Saturday 19 March 2011

Consistent tree drawing

In his VizBi 2011 presentation, Rod Page discussed how the same tree can be drawn in different ways. This is a problem as tree may display differently between viewers, and following the addition or removal of leaves.
Image extracted from Rod's VizBi 2011 presentation

He showed how leaves can be ordered using sequential ids, for example from the NCBI taxonomy. This ordering is then used to specify how leaves are be displayed in the Y dimension leading to consistent display between viewers. In addition, this ordering is not affected by the addition of new, or deletion of existing, leaves.
Image extracted from Rod's VizBi 2011 presentation

Ordering from an arbitrarily ordered list, such as the sequence of names added to the NCBI taxonomy, results in an arbitrarily node ordering. Yet leaves are often names, not numbers, and we are used to viewing text in alphabetical order (a-z).
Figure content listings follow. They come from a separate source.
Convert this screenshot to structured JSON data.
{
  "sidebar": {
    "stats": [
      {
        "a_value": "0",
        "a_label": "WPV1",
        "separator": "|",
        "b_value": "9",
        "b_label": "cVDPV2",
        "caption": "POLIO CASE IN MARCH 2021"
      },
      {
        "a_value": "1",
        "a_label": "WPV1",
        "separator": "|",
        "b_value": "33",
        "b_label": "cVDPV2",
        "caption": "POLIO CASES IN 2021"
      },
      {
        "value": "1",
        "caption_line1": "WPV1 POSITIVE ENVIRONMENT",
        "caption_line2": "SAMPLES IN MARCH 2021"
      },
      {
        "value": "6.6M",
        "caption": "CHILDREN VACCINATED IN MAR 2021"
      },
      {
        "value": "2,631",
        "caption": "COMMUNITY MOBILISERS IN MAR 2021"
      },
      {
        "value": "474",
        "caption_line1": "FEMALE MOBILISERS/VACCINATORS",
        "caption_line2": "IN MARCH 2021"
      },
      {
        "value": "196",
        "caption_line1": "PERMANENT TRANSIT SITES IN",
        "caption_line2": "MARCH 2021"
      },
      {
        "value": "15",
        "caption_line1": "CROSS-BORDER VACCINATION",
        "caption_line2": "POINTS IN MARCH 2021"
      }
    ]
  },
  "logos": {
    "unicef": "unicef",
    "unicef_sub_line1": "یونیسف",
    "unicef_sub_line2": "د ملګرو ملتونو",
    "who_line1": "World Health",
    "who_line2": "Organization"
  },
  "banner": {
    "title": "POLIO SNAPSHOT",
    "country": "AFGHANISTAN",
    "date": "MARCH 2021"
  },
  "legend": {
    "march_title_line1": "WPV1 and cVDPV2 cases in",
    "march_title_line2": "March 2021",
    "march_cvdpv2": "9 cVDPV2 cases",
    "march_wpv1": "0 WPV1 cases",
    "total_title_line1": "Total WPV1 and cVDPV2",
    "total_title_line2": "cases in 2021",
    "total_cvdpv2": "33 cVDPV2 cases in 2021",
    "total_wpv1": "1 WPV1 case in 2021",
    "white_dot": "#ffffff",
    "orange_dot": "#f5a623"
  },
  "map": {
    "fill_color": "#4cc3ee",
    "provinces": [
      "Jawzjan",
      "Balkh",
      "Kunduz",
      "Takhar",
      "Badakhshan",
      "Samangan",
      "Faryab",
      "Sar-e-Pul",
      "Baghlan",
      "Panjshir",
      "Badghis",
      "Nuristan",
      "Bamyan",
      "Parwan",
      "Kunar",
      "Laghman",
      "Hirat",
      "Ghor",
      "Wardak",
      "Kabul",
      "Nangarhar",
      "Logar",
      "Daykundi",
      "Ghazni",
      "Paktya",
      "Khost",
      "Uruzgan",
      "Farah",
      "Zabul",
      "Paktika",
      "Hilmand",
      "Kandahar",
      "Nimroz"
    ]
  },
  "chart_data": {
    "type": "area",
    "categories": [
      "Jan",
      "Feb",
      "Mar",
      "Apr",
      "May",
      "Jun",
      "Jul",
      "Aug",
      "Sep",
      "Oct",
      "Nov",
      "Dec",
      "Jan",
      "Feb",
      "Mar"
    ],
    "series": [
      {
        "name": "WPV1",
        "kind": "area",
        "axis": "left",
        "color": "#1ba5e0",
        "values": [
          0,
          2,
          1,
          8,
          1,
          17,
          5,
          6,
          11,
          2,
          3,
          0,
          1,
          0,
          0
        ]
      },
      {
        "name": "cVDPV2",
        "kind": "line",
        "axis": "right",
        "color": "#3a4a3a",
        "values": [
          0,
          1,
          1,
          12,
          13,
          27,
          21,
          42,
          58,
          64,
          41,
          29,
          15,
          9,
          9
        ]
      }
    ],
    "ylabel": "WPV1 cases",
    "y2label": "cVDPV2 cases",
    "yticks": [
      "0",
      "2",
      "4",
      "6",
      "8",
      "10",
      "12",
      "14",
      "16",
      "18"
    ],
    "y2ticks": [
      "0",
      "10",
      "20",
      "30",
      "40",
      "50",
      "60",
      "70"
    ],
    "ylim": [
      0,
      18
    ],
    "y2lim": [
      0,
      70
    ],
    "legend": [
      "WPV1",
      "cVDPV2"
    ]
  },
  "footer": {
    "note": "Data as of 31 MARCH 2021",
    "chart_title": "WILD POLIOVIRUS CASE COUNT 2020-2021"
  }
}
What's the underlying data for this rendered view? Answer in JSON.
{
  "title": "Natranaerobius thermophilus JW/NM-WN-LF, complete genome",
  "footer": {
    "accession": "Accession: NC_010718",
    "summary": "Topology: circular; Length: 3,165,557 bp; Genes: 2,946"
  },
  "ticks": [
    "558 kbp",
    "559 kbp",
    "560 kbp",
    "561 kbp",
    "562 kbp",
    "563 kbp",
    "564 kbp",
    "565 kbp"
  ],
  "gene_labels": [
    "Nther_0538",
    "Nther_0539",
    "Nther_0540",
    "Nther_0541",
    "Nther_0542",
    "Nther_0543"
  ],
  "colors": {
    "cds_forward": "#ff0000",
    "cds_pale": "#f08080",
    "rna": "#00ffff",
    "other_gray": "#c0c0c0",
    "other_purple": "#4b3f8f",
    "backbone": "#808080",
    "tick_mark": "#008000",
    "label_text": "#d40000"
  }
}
Leaves may, however, be ordered alphabetically when a tree is first built. To prevent restructuring of a tree, following the addition of new groups of leaves, new groups can be appended to the initial list in alphabetical order. Such ordering maintains consistency in tree rendering while supporting partial alphabetical ordering of tips.
Image edited from Rod's VizBi 2011 presentation

When desired the sequential alphabetically ordered groups can be sorted to create a new fully ordered list.
Image edited from Rod's VizBi 2011 presentation

Whether such partial alphabetical ordering improves tree comprehension requires evaluation, but it is likely to be most beneficial for trees with many polytomies, e.g. taxonomies. There are also overheads associated with maintaining the ordered list(s) with trees to be considered.

Thursday 3 March 2011

Areas of Endemism and Event-Based Methods

In a recent Journal of Biogeography editorial, Ontology of areas of endemism, Brian Crother and Christopher Murray argue that areas of endemism should be the preferred unit in historical biogeography, including event-based methods such as Dispersal Vicariance Analysis and La Grange. I disagree.

Event-based methods reconstruct the history of a clade from an observed distribution of taxa and their evolutionary relationships, given a biogeographic model that defines three things.
  1. How geographical space is divided into units
  2. How those units relate through time
  3. How organisms respond to different configurations of units.
Crother and Murray state that the geographic units should be areas of endemism. Like the 'niche', an 'area of endemism' is a simple concept that most biogeographers' recognise, yet are unable to agree on a clear simple definition. It is, however, essentially an area occupied by a group of species that share similar ranges. It is argued that sharing ranges implies a shared history of the taxa, and, by inference, a history of place. Common phylogenetic pattern confirms hypotheses of shared taxa history. Areas of endemism are further believed to be hierarchical as they are (usually) created by vicariance, and they are geographical units which can be nested within other such units, e.g Jamaica can be nested within North America.

I am interested in reconstructing the spatial and temporal history of a family of freshwater fish species as they diversified with the rise of the Trans-Mexican Volcanic Belt. I know where the fish live now, their evolutionary relationships, and I have a partial hydrological history inferred from geological evidence. The fish cannot disperse between drainage basins and the configuration of the drainage basins changes through time. Basins split, coalesce, or part of one may be exchanged with an adjacent basin in a river capture event. While identifying areas of endemism occupied by sister taxa may help identify past splitting and exchange events, the units that determine the history of the clade are the basins themeselves, and to a lesser extent environmental variation within basins. Basins which change in extent and connectivity through time, and are not in any way hierarchical.

Areas of endemism may exist, they may be correlated with shared history, but they are only one of many artifacts left by history. To reconstruct taxon histories fragmented information must be integrated from many sources to build scenarios consistent with all the available information. Areas of endemism are just one source of information.